My life has been pretty unsettled recently, but I can't really blame that for my lack of progress in this game. I think what it boils down to is that I really don't want to play this game by myself. Controlling both ibb and obb isn't fun and it isn't really challenging (not unless you count the fact that my physiology literally is not up to the task as a "challenge.")
So I've resolved to just restrict myself to multiplayer from now on. That's going to be rough, because my friend is only intermittently available, but I just don't see any other way. Soloing the game is a nightmare.
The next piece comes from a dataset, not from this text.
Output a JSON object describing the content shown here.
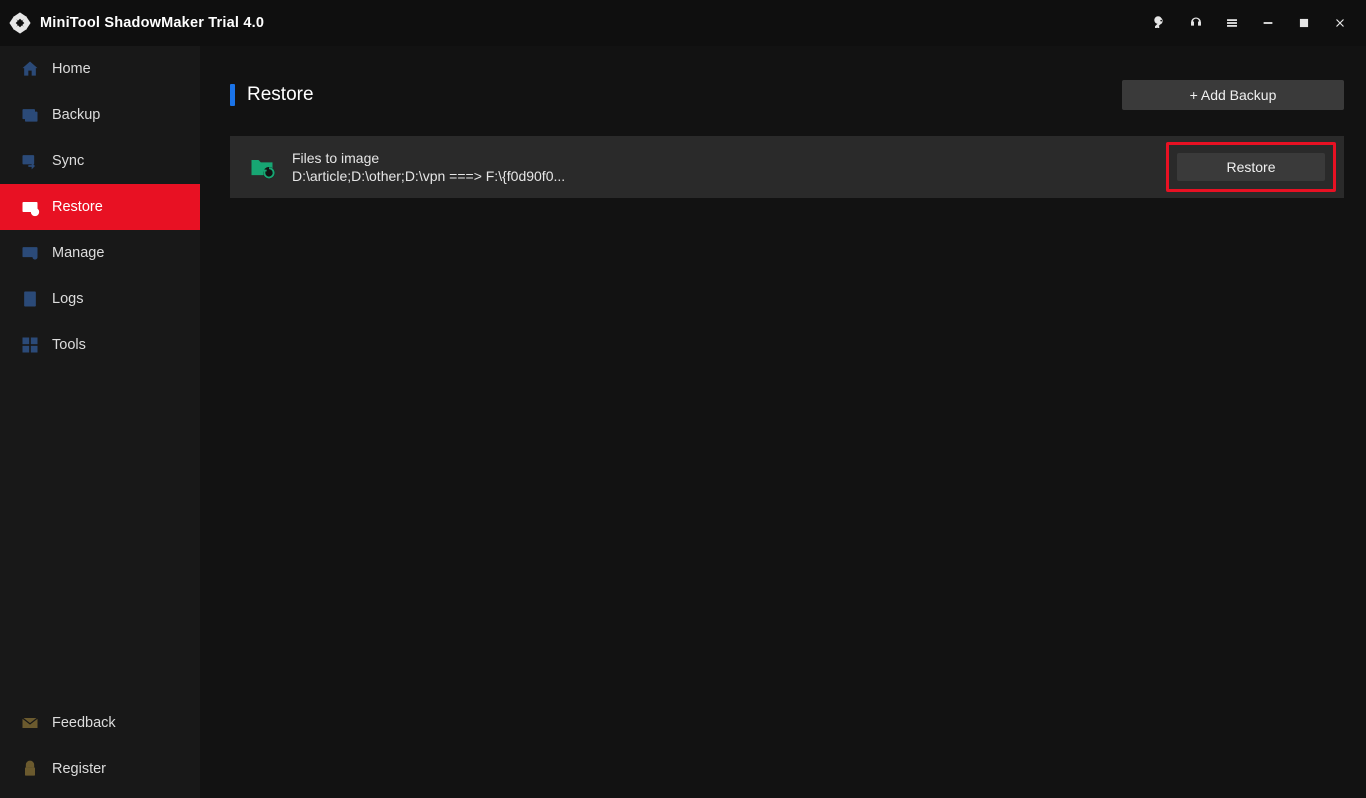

I think, if I had tried it a year ago, I would probably have been able to just power through. At the very least, I wouldn't have sweated taking 2-3 weeks to get through it. But being at the end of my list has made it more difficult. I feel a definite pressure that wasn't present in my other games. Like, everything I do besides playing ibb & obb is somehow thwarting an important life goal and that brings on a vague sense of guilt.
You'd think that guilt would serve as an extra source of motivation, pushing me to focus on my work and get it done quicker, but mostly it's just been encouraging avoidance. I feel so knotted up about ibb & obb that I try not to think about at all.
I guess I'm just going to have to get over it. My goal is to have ibb & obb done no later than June 8, because Planescape: Torment is on sale for 4 bucks and I think that would be a much nicer game to wrap the blog up with (I also have it on disc, but frankly, not having to dig through the closet for it is probably worth the four dollars).